College graduate Gabriel Antonio, 22, uses ze, hir, and hirs. Antonio noticed students were mostly receptive of hir pronouns. Adults were a different story.
Teachers’ reactions went from not using any pronouns at all with Antonio to telling hir they weren’t going to use hir “made up, fake sounding pronouns.”
“At this point my friends and most of my nuclear family know my preferred pronouns, but no one in my family really uses them. In college I used ze and hir everywhere because people were willing and able to use them,” Antonio says.
For Albi, zie is frequently misgendered by co-workers who excuse their intentional ignorance of Albi’s identity because they say gendered pronouns are “better for business”.
“There’s the unfortunate implication that I can’t appear too different – I can be queer, I can be poly, but I better stay in that gender box,” Albi says. “I call them out on it fairly regularly.“
A lot of this controversy hinges on the misconception that non-normative pronouns are new. Over a century ago, gender-neutral pronouns like thon rose to prominence, but failed to catch on in mainstream vernacular. Science fiction, a genre keen to dismantle societal conventions, is rife with invented pronouns; in the animated movie Futurama: The Beast With a Billion Backs, Yivo is a tentacled life-form that attempts to date the entire universe, and is referred to by Yivo’s preferred pronouns shklee and shkleer.
Then there’s the argument for non-normative pronouns gaining traction in casual conversation before official recognition— a harsh sell when the conversations that are being held actively attempt to unmake them.
Albi says zie doesn’t have the energy to deal with the blowback from those against hir pronouns.
“They seem to want to prioritize rigid linguistic rules over people’s well-being and self-identification. It’s funny because language is ever-evolving along with people, and I find it counter-productive to be so inflexible because of ‘linguistic challenges,'” Albi says.
The pervasive rejection of gender-variant individuals in North America isn’t happening abroad. In Europe, Sweden pioneers gender-neutral child rearing with hen, a pronoun that replaces he and she in Swedish nurseries and has been used in magazines, children’s books, and government documents.

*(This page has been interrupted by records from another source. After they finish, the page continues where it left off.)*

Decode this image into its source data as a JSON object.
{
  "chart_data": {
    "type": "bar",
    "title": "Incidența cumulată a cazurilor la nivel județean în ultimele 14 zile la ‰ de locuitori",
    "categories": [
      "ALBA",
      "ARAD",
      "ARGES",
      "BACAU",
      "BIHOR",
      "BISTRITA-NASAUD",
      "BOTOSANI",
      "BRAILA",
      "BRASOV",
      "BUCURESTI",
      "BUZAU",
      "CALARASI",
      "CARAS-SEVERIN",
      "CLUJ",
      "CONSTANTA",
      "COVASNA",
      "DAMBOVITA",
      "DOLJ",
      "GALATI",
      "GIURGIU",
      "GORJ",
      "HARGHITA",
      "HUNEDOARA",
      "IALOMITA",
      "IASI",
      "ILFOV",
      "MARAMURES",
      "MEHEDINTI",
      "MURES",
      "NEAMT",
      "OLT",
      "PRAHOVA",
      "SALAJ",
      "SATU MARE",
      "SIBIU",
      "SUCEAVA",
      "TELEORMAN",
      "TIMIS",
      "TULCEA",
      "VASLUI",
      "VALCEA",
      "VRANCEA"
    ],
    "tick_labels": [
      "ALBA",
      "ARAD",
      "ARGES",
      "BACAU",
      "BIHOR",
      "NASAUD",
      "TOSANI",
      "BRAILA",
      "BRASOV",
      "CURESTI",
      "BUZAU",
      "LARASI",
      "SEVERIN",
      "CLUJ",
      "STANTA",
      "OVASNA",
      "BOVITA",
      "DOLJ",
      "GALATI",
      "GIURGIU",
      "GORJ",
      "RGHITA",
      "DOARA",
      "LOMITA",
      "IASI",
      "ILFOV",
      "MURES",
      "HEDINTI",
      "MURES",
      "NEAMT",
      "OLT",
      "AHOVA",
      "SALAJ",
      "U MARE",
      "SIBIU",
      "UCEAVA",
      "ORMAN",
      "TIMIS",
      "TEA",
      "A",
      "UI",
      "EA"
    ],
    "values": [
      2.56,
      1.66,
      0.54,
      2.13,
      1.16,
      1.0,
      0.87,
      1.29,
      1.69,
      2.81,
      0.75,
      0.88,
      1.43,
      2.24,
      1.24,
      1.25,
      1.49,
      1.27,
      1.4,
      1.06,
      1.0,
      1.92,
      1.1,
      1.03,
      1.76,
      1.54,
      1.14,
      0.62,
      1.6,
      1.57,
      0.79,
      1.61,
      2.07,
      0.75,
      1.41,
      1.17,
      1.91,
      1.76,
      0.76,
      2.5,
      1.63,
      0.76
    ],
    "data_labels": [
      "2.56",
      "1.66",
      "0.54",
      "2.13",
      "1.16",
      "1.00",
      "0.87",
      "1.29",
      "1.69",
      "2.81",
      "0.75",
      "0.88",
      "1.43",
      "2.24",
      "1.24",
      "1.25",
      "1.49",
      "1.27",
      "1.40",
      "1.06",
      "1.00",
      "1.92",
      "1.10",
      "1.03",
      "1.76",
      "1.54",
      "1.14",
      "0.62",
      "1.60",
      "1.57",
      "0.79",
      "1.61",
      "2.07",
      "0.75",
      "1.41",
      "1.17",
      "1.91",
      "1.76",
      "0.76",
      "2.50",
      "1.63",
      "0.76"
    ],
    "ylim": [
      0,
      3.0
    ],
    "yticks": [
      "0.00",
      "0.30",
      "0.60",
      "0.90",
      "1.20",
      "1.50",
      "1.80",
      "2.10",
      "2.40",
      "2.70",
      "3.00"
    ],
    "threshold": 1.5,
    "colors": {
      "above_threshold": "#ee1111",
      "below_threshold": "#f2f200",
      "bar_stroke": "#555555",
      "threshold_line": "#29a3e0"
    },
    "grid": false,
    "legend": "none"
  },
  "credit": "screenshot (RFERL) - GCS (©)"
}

It’s an attitude more prevalent in the West’s digital spheres, where personas and indirect interaction breeds safe spaces for questioning and exploring gender. Blogs, resources and lists of emerging pronouns chronicle gender-variant lives that would be undocumented or otherwise neglected.
In a time where visibility spurs validity more than ever, the struggle for pronoun recognition will continue online and offline. And Albi welcomes the attention.
“People who are just curious can be informed, and those that are questioning can see that there are options for gender – and they are all valid. We’re here, we’re sometimes neither, get used to it.”